- Garshyamnagar Location in West Bengal, India Garshyamnagar Garshyamnagar (India)
- Coordinates: 22°49′31″N 88°23′03″E﻿ / ﻿22.8254°N 88.3842°E
- Country: India
- State: West Bengal
- District: North 24 Parganas

Area
- • Total: 1.08 km^{2} (0.42 sq mi)

Population (2011)
- • Total: 7,611
- • Density: 7,050/km^{2} (18,300/sq mi)

Languages
- • Official: Bengali, English
- Time zone: UTC+5:30 (IST)
- Telephone code: +91 33
- ISO 3166 code: IN-WB
- Vehicle registration: WB
- Lok Sabha constituency: Barrackpore
- Vidhan Sabha constituency: Noapara
- Website: north24parganas.nic.in

= Garshyamnagar =

Garshyamnagar (also known as Shyamnagar) is a census town in Barrackpore I CD Block in Barrackpore subdivision in North 24 Parganas district in the state of West Bengal, India.

==Geography==

===Location===
Garshyamnagar, Noapara, Kaugachhi and Paltapara form an urban cluster east of Garulia and North Barrackpur. Ichhapur Defence Estate lies on the west of North Barrackpur.

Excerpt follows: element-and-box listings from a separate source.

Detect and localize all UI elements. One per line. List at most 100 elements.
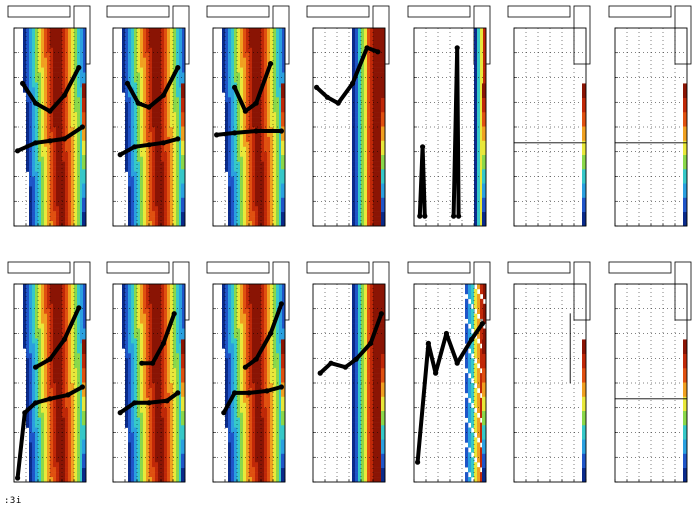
heatmap-cell — [373, 32, 377, 39]
heatmap-cell — [173, 467, 177, 473]
heatmap-cell — [83, 293, 87, 300]
heatmap-cell — [167, 216, 171, 222]
heatmap-cell — [149, 52, 153, 58]
heatmap-cell — [152, 343, 156, 349]
heatmap-cell — [128, 102, 132, 108]
heatmap-cell — [38, 216, 42, 222]
heatmap-cell — [179, 462, 183, 468]
heatmap-cell — [41, 28, 45, 34]
heatmap-cell — [131, 72, 135, 78]
heatmap-cell — [276, 52, 280, 58]
heatmap-cell — [477, 186, 481, 192]
heatmap-cell — [80, 378, 84, 384]
heatmap-cell — [32, 42, 36, 49]
heatmap-cell — [62, 462, 66, 468]
heatmap-cell — [65, 358, 69, 364]
heatmap-cell — [35, 52, 39, 58]
heatmap-cell — [38, 387, 42, 394]
heatmap-cell — [249, 186, 253, 192]
heatmap-cell — [267, 136, 271, 143]
heatmap-cell — [246, 181, 250, 187]
heatmap-cell — [35, 333, 39, 339]
heatmap-cell — [47, 97, 51, 103]
heatmap-cell — [252, 216, 256, 222]
heatmap-cell — [158, 161, 162, 167]
heatmap-cell — [243, 72, 247, 78]
heatmap-cell — [255, 206, 259, 212]
heatmap-cell — [80, 358, 84, 364]
heatmap-cell — [53, 52, 57, 58]
heatmap-cell — [474, 136, 478, 143]
heatmap-cell — [65, 52, 69, 58]
heatmap-cell — [361, 112, 365, 118]
heatmap-cell — [47, 378, 51, 384]
heatmap-cell — [80, 288, 84, 295]
heatmap-cell — [167, 141, 171, 148]
heatmap-cell — [80, 181, 84, 187]
heatmap-cell — [352, 92, 356, 98]
heatmap-cell — [149, 477, 153, 483]
heatmap-cell — [38, 171, 42, 177]
heatmap-cell — [134, 186, 138, 192]
heatmap-cell — [222, 62, 226, 68]
heatmap-cell — [164, 348, 168, 354]
heatmap-cell — [134, 161, 138, 167]
heatmap-cell — [38, 472, 42, 478]
heatmap-cell — [140, 52, 144, 58]
heatmap-cell — [56, 313, 60, 319]
heatmap-cell — [77, 472, 81, 478]
heatmap-cell — [255, 191, 259, 197]
heatmap-cell — [56, 462, 60, 468]
heatmap-cell — [158, 112, 162, 118]
heatmap-cell — [237, 141, 241, 148]
heatmap-cell — [261, 151, 265, 157]
heatmap-cell — [179, 52, 183, 58]
heatmap-cell — [35, 181, 39, 187]
heatmap-cell — [267, 161, 271, 167]
overlay-marker — [456, 213, 462, 219]
heatmap-cell — [29, 387, 33, 394]
heatmap-cell — [258, 82, 262, 88]
heatmap-cell — [170, 437, 174, 443]
heatmap-cell — [225, 97, 229, 103]
heatmap-cell — [53, 308, 57, 314]
heatmap-cell — [35, 28, 39, 34]
heatmap-cell — [376, 206, 380, 212]
heatmap-cell — [379, 201, 383, 207]
heatmap-cell — [80, 397, 84, 404]
heatmap-cell — [373, 171, 377, 177]
heatmap-cell — [47, 32, 51, 39]
heatmap-cell — [44, 72, 48, 78]
heatmap-cell — [149, 402, 153, 409]
heatmap-cell — [279, 62, 283, 68]
heatmap-cell — [352, 131, 356, 138]
heatmap-cell — [231, 156, 235, 162]
heatmap-cell — [65, 288, 69, 295]
heatmap-cell — [35, 452, 39, 458]
heatmap-cell — [74, 62, 78, 68]
heatmap-cell — [56, 171, 60, 177]
heatmap-cell — [140, 196, 144, 202]
heatmap-cell — [41, 373, 45, 379]
heatmap-cell — [122, 72, 126, 78]
heatmap-cell — [176, 422, 180, 428]
heatmap-cell — [176, 298, 180, 305]
heatmap-cell — [158, 181, 162, 187]
heatmap-cell — [35, 457, 39, 463]
heatmap-cell — [155, 131, 159, 138]
heatmap-cell — [161, 181, 165, 187]
heatmap-cell — [140, 303, 144, 310]
heatmap-cell — [270, 102, 274, 108]
heatmap-cell — [128, 318, 132, 324]
heatmap-cell — [161, 216, 165, 222]
heatmap-cell — [480, 57, 484, 63]
heatmap-cell — [161, 151, 165, 157]
heatmap-cell — [137, 211, 141, 217]
heatmap-cell — [164, 412, 168, 418]
heatmap-cell — [367, 161, 371, 167]
heatmap-cell — [128, 323, 132, 329]
heatmap-cell — [59, 358, 63, 364]
heatmap-cell — [480, 77, 484, 83]
heatmap-cell — [152, 136, 156, 143]
heatmap-cell — [125, 358, 129, 364]
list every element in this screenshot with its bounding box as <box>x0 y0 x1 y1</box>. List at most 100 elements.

96% of the population of Barrackpore subdivision (partly presented in the map alongside) live in urban areas. In 2011, it had a density of population of 10,967 per km^{2} The subdivision has 16 municipalities and 24 census towns.

For most of the cities/ towns information regarding density of population is available in the Infobox. Population data is not available for neighbourhoods. It is available for the entire municipal area and thereafter ward-wise.

All places marked on the map are linked in the full-screen map.

===Police station===
Naihati police station under Barrackpore Police Commissionerate has jurisdiction over Naihati municipal area and Barrackpore I CD Block, including Barrackpur Cantonment Board.

==Demographics==

===Population===
As per 2011 Census of India Garshyamnagar had a total population of 7,611, of which 3,840 (50%) were males and 3,771 (50%) were females. Population below 6 years was 558. The total number of literates in Garshyamnagar was 6,417 (90.98% of the population over 6 years).

As of 2001 India census, Garshyamnagar had a population of 7,354. Males constitute 50% of the population and females 50%. Garshyamnagar has an average literacy rate of 79%, higher than the national average of 59.5%: male literacy is 84%, and female literacy is 75%. In Garshyamnagar, 8% of the population is under 6 years of age.

===Kolkata Urban Agglomeration===
The following Municipalities, Census Towns and other locations in Barrackpore subdivision were part of Kolkata Urban Agglomeration in the 2011 census: Kanchrapara (M), Jetia (CT), Halisahar (M), Balibhara (CT), Naihati (M), Bhatpara (M), Kaugachhi (CT), Garshyamnagar (CT), Garulia (M), Ichhapur Defence Estate (CT), North Barrackpur (M), Barrackpur Cantonment (CB), Barrackpore (M), Jafarpur (CT), Ruiya (CT), Titagarh (M), Khardaha (M), Bandipur (CT), Panihati (M), Muragachha (CT) New Barrackpore (M), Chandpur (CT), Talbandha (CT), Patulia (CT), Kamarhati (M), Baranagar (M), South Dumdum (M), North Dumdum (M), Dum Dum (M), Noapara (CT), Babanpur (CT), Teghari (CT), Nanna (OG), Chakla (OG), Srotribati (OG) and Panpur (OG).

==Infrastructure==
As per the District Census Handbook 2011, Garshyamnagar covered an area of 1.08 km^{2}. Amongst the medical facilities it had there were 4 medicine shops. Amongst the educational facilities It had there were 3 primary schools, the nearest middle and secondary schools were available 2.5 km away at Gurdaha, and the nearest senior secondary school was available 12 km away at Naihati.

==Healthcare==
North 24 Parganas district has been identified as one of the areas where ground water is affected by arsenic contamination.